Dois livros que li nas férias

Há dois anos a Ali Smith vinha ao Porto para o Fórum do Futuro e fui ver a conversa com ela. Nem sei bem porquê. Não a conhecia, e eu nem gosto de ir ouvir falar de livros que ainda não li, mas devia estar com amigos que a queriam ver e fui.
Por algum motivo que também não me lembro a autora não pode estar presente na sessão e falou por skype. Era uma cena um bocado estranha: A cara dela gigante, projectada no palco, a responder a um Richard Zimler pequenino sentado no canto. Ele perguntou-lhe muito sobre o Brexit, a opinião dela sobre o Brexit, os efeitos do Brexit, Brexit isto, Brexit aquilo, e eu estava muito chateada, “Deixem lá a mulher falar do livro dela em paz! Lá porque é escocesa não quer dizer que tenha de falar disto!”
Na altura ela estava a apresentar o Como Ser Ambas, mas também mencionou um livro novo, o primeiro de uma trilogia, que se chamava Outono. Passaram dois anos, dois outonos, e finalmente o li, numa primavera, e percebi as perguntas que achei desajustadas na altura.
Realmente o livro tem muito a ver com o Brexit. De certa forma, sim e não, está lá, é o barulho de fundo e uma das preocupações.
Gosto mesmo muito da maneira como a Ali Smith escreve mas não sei descrever como é excepto dizer que às vezes parece que as palavras estão a dançar à beira de um precipício. É leve e poético, mas está de frente a algo profundo e aterrador.
Não sei se vale muito a pena dizer sobre o que é que o livro é. Até porque acho que pessoas diferentes vão dizer que o livro é sobre coisas diferentes. É sobre uma amizade, é sobre contar histórias, é sobre o peso do passado no presente, é sobre morrer, é sobre uma pintora de pop arte… é muita coisa.

Capa do Lord Mantraste <3

Tinha levado o Outono comigo para Itália, mas acabei de o ler ainda estava em Veneza e aproximava-se o período mais solitário da minha viagem (que até então tinha sido muito mais cheia de amigos, jantares e spritz) e era indispensável ter alguma coisa com que me entreter. Decidida a não gastar dinheiro noutro livro passei por uma daquelas livrarias de segunda mão que tem uma prateleira cá fora com livros para troca. Era suposto levar um e deixar outro, mas levei um e não deixei nada. Perdoem-me santinhos livreiros porque pequei!

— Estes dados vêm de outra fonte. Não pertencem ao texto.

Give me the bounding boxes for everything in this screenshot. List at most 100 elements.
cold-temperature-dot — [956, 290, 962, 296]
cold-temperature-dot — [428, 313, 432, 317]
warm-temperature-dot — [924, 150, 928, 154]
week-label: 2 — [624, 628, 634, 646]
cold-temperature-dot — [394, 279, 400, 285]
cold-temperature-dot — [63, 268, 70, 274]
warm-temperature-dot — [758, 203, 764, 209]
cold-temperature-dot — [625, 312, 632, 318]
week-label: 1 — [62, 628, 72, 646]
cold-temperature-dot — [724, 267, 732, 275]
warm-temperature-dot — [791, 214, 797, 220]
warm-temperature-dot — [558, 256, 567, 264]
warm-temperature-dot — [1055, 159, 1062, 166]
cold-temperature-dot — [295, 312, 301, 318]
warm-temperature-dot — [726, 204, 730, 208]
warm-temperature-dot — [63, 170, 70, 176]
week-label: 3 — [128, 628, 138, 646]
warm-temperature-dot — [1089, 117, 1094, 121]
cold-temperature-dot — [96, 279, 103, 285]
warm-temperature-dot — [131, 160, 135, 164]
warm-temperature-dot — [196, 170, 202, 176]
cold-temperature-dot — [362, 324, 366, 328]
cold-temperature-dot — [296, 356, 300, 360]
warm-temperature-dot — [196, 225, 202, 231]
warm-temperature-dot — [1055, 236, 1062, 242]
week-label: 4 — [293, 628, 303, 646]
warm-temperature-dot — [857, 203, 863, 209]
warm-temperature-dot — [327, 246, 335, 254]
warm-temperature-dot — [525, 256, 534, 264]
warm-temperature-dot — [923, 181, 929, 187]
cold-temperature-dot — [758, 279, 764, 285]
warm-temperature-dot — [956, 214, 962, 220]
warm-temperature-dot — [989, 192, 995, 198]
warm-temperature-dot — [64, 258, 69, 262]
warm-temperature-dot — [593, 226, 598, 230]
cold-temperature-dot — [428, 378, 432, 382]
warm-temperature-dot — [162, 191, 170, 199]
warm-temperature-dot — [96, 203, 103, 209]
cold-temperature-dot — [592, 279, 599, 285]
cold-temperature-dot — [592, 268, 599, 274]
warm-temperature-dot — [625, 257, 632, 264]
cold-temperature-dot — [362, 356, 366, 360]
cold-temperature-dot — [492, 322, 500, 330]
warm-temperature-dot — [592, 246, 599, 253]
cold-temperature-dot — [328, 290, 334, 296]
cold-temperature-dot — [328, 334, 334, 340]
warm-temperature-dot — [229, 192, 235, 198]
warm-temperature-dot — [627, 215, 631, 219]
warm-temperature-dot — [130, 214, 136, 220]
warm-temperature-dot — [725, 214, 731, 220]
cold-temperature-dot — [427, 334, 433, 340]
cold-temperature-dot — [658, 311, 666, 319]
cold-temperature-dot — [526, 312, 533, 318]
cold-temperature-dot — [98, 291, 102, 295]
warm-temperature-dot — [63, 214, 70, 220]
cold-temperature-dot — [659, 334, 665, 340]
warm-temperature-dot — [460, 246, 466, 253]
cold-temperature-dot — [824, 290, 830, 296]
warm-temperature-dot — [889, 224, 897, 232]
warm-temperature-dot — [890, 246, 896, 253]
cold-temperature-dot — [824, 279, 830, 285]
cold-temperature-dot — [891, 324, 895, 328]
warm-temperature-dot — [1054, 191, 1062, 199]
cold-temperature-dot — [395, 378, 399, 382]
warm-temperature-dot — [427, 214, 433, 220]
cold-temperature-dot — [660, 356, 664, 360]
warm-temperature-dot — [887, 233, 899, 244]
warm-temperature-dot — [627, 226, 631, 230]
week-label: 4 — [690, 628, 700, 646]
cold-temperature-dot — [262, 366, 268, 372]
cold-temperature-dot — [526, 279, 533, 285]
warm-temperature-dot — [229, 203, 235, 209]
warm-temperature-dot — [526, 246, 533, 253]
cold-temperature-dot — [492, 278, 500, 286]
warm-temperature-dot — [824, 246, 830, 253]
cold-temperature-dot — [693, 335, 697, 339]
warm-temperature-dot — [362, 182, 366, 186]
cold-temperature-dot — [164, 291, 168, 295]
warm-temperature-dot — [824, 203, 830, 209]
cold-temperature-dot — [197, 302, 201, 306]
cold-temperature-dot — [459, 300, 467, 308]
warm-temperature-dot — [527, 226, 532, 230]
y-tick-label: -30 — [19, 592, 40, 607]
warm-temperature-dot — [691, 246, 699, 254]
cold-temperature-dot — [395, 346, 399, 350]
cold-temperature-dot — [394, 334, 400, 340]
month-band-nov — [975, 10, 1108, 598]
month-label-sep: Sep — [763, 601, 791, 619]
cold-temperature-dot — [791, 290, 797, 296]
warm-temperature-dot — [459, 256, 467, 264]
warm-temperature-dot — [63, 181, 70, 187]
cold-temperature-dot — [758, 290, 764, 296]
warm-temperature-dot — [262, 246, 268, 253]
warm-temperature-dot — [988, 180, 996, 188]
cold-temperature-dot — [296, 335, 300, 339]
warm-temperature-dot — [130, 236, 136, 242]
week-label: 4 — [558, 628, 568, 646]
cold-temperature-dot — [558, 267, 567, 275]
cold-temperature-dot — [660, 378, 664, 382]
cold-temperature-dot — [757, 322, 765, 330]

Normalmente estes livros grátis não costumam ser nada de jeito, é mais thrillers e assim. Mas um lá no meio chamou-me à atenção, chamava-se An Affair of the Heart. Trouxe-o.
O livro é de 1955 e a sinopse diz que é um romance, mas um romance entre uma mulher inglesa e um país: a Grécia. Está dividido nos quatro capítulos da relação amorosa: First Sight, Estrangement, Reconciliation e Ever After. É uma mistura entre autobiografia, relato de viagem e a história de um país (que abrange os anos 30 aos 50).

Acho que por vezes esta espécie de relatos de um país visto pelos olhos de alguém mais ocidental corre o risco de cair num tom paternalista e não é o caso. Parece-me que Powell era genuinamente curiosa, tinha vontade de perceber a Grécia e os gregos e a sinceridade para admitir também episódios em que agiu mal ou foi teimosa e ridícula.

Foi mesmo interessante ler sobre o confronto de alguém que se quer agarrar à nostalgia que tem por um lugar enquanto o vê mudar, com o tempo e com a guerra (tanto a segunda guerra mundial como uma guerra civil que se deu logo a seguir).

É um livro muito bonito. Estou mesmo contente com o acaso que mo pôs nas mãos. Não está publicado em Portugal, e se tivesse uma editora traduzia-o. (Se tivesse uma editora ia à falência.)

Desde então estou com muita vontade de viajar até aos sítios que ela visita. Especialmente o Heranion de Perachora, que é o primeiro sítio que o livro descreve e, pelas fotos, parece-me que não mudou muito. É a imagem que aparece no cabeçalho desta página!